記事: 香りを選ぶということ
香りを選ぶということ

香りを選ぶとき、私たちはつい「好きかどうか」だけで判断しがちです。
もちろん、心地よいと感じることは大切です。
けれど香りは、その日の体調や気分、置かれている状況によって感じ方が変わるものでもあります。
同じ香りでも、ある日は落ち着きとして感じられ、別の日には少し重く感じることがあります。
それは香りが変わったのではなく、自分の状態が変わっているからです。
だからこそ、香りを選ぶということは、自分の状態に合わせて選ぶことでもあります。

今の自分に必要なのは、気持ちをひらく香りなのか、思考を静める香りなのか、集中を助ける香りなのか。
その視点を持つだけで、選び方は少しずつ変わっていきます。
香りは日常に寄り添うものだからこそ、正解を急いで決める必要はありません。
大切なのは、そのときの感覚を丁寧に受け取ることです。
選ぶという行為そのものが、自分に意識を向ける時間になり、その積み重ねが、自分を整える感覚を育てていきます。
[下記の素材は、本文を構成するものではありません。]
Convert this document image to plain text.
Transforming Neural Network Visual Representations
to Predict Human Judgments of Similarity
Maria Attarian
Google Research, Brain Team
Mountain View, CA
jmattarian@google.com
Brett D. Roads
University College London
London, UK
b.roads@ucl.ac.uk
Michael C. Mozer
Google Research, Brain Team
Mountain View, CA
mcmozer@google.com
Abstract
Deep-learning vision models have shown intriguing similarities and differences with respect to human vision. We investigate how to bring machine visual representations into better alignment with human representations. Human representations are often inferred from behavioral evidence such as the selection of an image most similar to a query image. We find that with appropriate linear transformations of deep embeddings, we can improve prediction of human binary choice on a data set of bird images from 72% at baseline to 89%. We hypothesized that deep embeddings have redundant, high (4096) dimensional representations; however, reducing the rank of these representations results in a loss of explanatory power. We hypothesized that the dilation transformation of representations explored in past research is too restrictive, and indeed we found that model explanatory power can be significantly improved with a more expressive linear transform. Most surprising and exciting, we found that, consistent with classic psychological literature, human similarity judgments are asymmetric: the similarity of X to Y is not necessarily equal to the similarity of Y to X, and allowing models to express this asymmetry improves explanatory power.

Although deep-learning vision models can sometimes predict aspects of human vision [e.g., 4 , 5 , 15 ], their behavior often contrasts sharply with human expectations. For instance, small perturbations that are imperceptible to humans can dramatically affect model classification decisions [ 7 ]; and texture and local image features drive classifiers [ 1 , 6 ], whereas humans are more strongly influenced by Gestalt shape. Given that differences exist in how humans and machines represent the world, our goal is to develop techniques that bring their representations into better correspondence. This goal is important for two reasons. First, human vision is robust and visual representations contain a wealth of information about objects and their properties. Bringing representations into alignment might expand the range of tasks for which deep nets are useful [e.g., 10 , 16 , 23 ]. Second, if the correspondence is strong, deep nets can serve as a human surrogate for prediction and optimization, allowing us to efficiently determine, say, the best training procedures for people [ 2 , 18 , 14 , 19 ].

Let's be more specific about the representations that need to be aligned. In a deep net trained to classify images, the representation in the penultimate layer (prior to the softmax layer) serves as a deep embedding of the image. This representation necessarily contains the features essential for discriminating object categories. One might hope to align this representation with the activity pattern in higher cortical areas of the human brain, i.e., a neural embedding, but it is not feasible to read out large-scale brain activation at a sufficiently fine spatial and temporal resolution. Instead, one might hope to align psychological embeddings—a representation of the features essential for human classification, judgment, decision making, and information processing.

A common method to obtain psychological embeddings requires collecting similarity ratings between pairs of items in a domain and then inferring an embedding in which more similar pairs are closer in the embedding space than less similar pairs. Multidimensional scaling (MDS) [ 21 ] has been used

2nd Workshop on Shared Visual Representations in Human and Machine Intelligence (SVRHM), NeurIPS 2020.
香りを選ぶことは、商品を選ぶことではなく、今の自分に必要な時間の質を選ぶことでもあります。
たとえば、同じ一日の中でも、朝はひらく香り、夜は静まる香りを求めることがあります。
そうした違いを否定せず受け止めることで、香りとの関係はもっと自然で、もっと自由なものになっていきます。
迷うこともまた、選ぶための大切な時間です。
比較し、感じ、少しずつ輪郭が見えてくる。
その過程があるからこそ、選んだ香りはより深く自分に馴染んでいきます。
選ぶことを急がず、自分の感覚に時間を与えることも、香りを楽しむ大切な姿勢です。